For Ubuntu 24.04 runtime installations:
sudo apt-get update
sudo apt-get install -y \
libxcb1 libxrandr2 libdbus-1-3 \
libpipewire-0.3-0t64 libwayland-client0 libwayland-server0 \
libegl1 libgbm1 \
xdg-desktop-portalUbuntu 24.04 uses the libpipewire-0.3-0t64 runtime package name.
If you build captura from source or rebuild the native addon on Ubuntu 24.04, install development headers too:
sudo apt-get update
sudo apt-get install -y pkg-config libclang-dev \
libxcb1-dev libxrandr-dev libdbus-1-dev \
libpipewire-0.3-dev libwayland-dev libegl-dev libgbm-devIf the prebuilt GNU or musl package cannot load on your distribution, build the native addon on that target system so it links against that system's libc and desktop capture libraries. You need Node.js 20.3.0 or newer, Rust, and PipeWire/libspa development headers compatible with the current capture dependencies.
The published npm package is prebuilt-only and does not include Rust source, so source builds start from the repository tag that matches the package version you want to run:
git clone https://github.com/sandyfzu/captura.git
cd captura
git checkout v1.0.0 # replace with the captura version you installed
npm ci
npm run buildThen, from the application that has captura installed, point the generated
loader at the locally built .node file:
export NAPI_RS_NATIVE_LIBRARY_PATH="/absolute/path/to/captura.linux-x64-gnu.node"

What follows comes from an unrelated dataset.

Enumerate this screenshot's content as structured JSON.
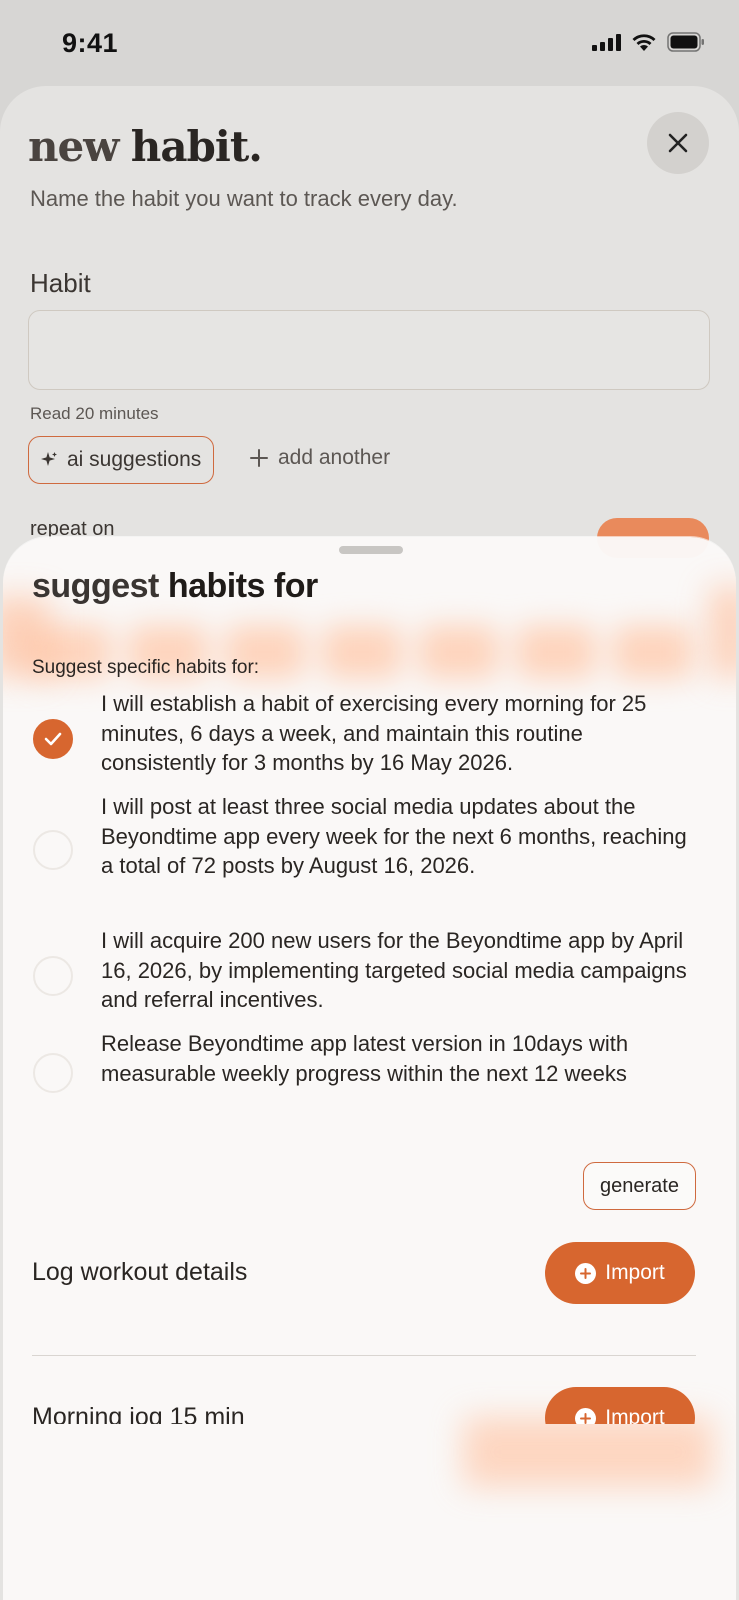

node -e "const captura = require('captura'); console.log(Object.keys(captura))"Use the .node file produced for your actual platform and architecture, such
as captura.linux-arm64-gnu.node on Linux ARM64 glibc or
captura.linux-x64-musl.node on Alpine x64.
The published package supports Node.js 20.3.0 or newer. Repository development
targets Node.js 24 or newer, declared via the devEngines field in
package.json and matched by CI. The minimum the dev tooling will tolerate is
Node.js 22.22.1 (required by lint-staged 17).
npm ci
npm run build
npm test
npm run typecheck
cargo test --workspace --lockedMaintainers preparing a release should follow RELEASE.md. The release workflow builds all eight native targets, generates the platform npm packages, validates tarballs, smoke-tests installs, and publishes with npm Trusted Publishing and signed build provenance.
See CHANGELOG.md for release history.